There are numerous stories of conversion in the New Testament: the conversion of St. Paul is the most dramatic, but what about the conversion of the two disciples on the road to Emmaus, or the conversion of the Ethiopian eunuch after receiving instruction on the book of Isaiah from Philip, or the conversion of doubting Thomas? A conversion story that I have found most helpful, when dealing with the difficult question—is Jesus Christ the only way to be saved?—is the story of the conversion of St. Peter.
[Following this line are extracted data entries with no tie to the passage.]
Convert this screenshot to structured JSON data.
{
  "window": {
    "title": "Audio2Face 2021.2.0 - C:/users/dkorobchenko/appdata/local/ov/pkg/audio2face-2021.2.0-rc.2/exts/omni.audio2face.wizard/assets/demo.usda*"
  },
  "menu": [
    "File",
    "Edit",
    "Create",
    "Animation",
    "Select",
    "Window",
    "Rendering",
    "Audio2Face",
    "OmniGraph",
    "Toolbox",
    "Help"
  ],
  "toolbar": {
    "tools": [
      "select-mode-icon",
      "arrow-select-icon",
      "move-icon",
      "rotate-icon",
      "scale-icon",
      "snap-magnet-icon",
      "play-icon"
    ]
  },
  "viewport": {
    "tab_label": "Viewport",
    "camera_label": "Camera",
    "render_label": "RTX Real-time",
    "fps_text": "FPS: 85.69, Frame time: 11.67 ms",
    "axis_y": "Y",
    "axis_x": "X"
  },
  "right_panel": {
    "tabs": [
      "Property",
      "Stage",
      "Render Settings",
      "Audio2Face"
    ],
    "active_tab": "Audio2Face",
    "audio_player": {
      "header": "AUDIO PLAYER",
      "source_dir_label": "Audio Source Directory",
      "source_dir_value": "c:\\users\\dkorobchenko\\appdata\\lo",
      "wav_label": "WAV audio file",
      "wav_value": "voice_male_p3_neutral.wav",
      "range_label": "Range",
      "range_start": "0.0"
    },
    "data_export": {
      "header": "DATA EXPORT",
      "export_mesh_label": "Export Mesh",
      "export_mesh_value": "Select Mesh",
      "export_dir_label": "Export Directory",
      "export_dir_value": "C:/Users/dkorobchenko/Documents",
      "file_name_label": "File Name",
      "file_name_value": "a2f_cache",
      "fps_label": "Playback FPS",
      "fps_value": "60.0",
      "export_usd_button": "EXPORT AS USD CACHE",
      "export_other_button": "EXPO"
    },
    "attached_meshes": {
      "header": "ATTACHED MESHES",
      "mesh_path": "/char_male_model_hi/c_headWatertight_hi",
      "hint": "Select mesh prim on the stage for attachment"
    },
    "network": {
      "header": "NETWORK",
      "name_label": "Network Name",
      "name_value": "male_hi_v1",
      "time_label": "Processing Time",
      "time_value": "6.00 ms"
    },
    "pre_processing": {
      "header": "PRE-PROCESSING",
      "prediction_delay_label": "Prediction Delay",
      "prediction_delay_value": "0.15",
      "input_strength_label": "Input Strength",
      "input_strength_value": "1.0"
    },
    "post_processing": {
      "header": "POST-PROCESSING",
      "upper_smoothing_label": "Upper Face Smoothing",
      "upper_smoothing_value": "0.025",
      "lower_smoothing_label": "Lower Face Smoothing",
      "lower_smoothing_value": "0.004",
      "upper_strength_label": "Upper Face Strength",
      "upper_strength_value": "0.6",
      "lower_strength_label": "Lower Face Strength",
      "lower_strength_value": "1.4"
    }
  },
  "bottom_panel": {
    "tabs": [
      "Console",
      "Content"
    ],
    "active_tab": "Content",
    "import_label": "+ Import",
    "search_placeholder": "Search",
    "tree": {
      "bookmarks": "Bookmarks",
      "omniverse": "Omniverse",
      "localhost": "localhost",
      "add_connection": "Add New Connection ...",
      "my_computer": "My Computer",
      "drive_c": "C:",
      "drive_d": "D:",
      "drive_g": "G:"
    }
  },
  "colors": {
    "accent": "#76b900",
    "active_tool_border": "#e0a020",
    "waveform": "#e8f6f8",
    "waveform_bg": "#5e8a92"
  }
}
In Acts 4, he tells the Jewish leaders, “There is salvation in no one else, for there is no other name under heaven given among mortals by which we must be saved.” By Acts 10, Peter has had a conversion experience. He was visiting his friend Simon the tanner at his beachside home in Joppa. Lunchtime approached, and Peter, feeling hungry, went up on the roof to get some fresh air while lunch was being prepared. He fell into a trance, and saw a vision—a sheet coming down from heaven, tied by the four corners, and heavy with various kinds of life that Peter had been taught all his life, as a devout Jew, were unclean. A voice told Peter to rise up, kill, and eat. He responded as a good Jew would, saying that he would never eat such unclean things. The voice said to Peter, “What God has made clean, you must not call unclean.”

The vision occurred twice more, leaving Peter wondering what it could mean. Then there was a knock on the door and three men asked for Peter. They told him about Cornelius, a centurion in the Roman army, and a Gentile. They told Peter he was a devout and holy man, and wanted Peter to come to his house and show them the way to God. 

The next day, Peter set off for the centurion’s home in Caesarea. Cornelius’s home was filled with Gentiles, seeking the truth that Peter would bring to them. Peter said, “I truly understand that God shows no partiality, but in every nation anyone who fears Him and does what is right is acceptable to Him.” And the Gentiles were filled with the Holy Spirit.

What about John 14:6, a verse that was pounded into my head as the son of missionary parents? Jesus said, “I am the way, the truth, and the life. No one comes to the Father except through me.” Brian McLaren, in an essay entitled “A Reading of John 14:6,” writes “Is Jesus the only way? It depends on where we are trying to go. If we want to abandon earth as a lost cause and evacuate upward to heaven as soon as possible, I suspect we are going in a different direction than Jesus.” You can find his essay online, by the title above. I recommend it.

Jesus did not come to earth to establish an exclusive club, or to sell insurance policies guaranteeing a quick admission to heaven. He came to show us the Father (John 14:8-9). All of us (John 10:16). God is not willing that any should perish (2 Peter 3:9). Jesus did not say, “Worship me.” He said, “Follow me” (Matthew 11:28-30). I find it easier to worship Jesus than to follow Him.

Meditate on Micah 6:8—“He has told you, O mortal, what is good; and what does the Lord require of you but to do justice, and to love kindness, and to walk humbly with your God?”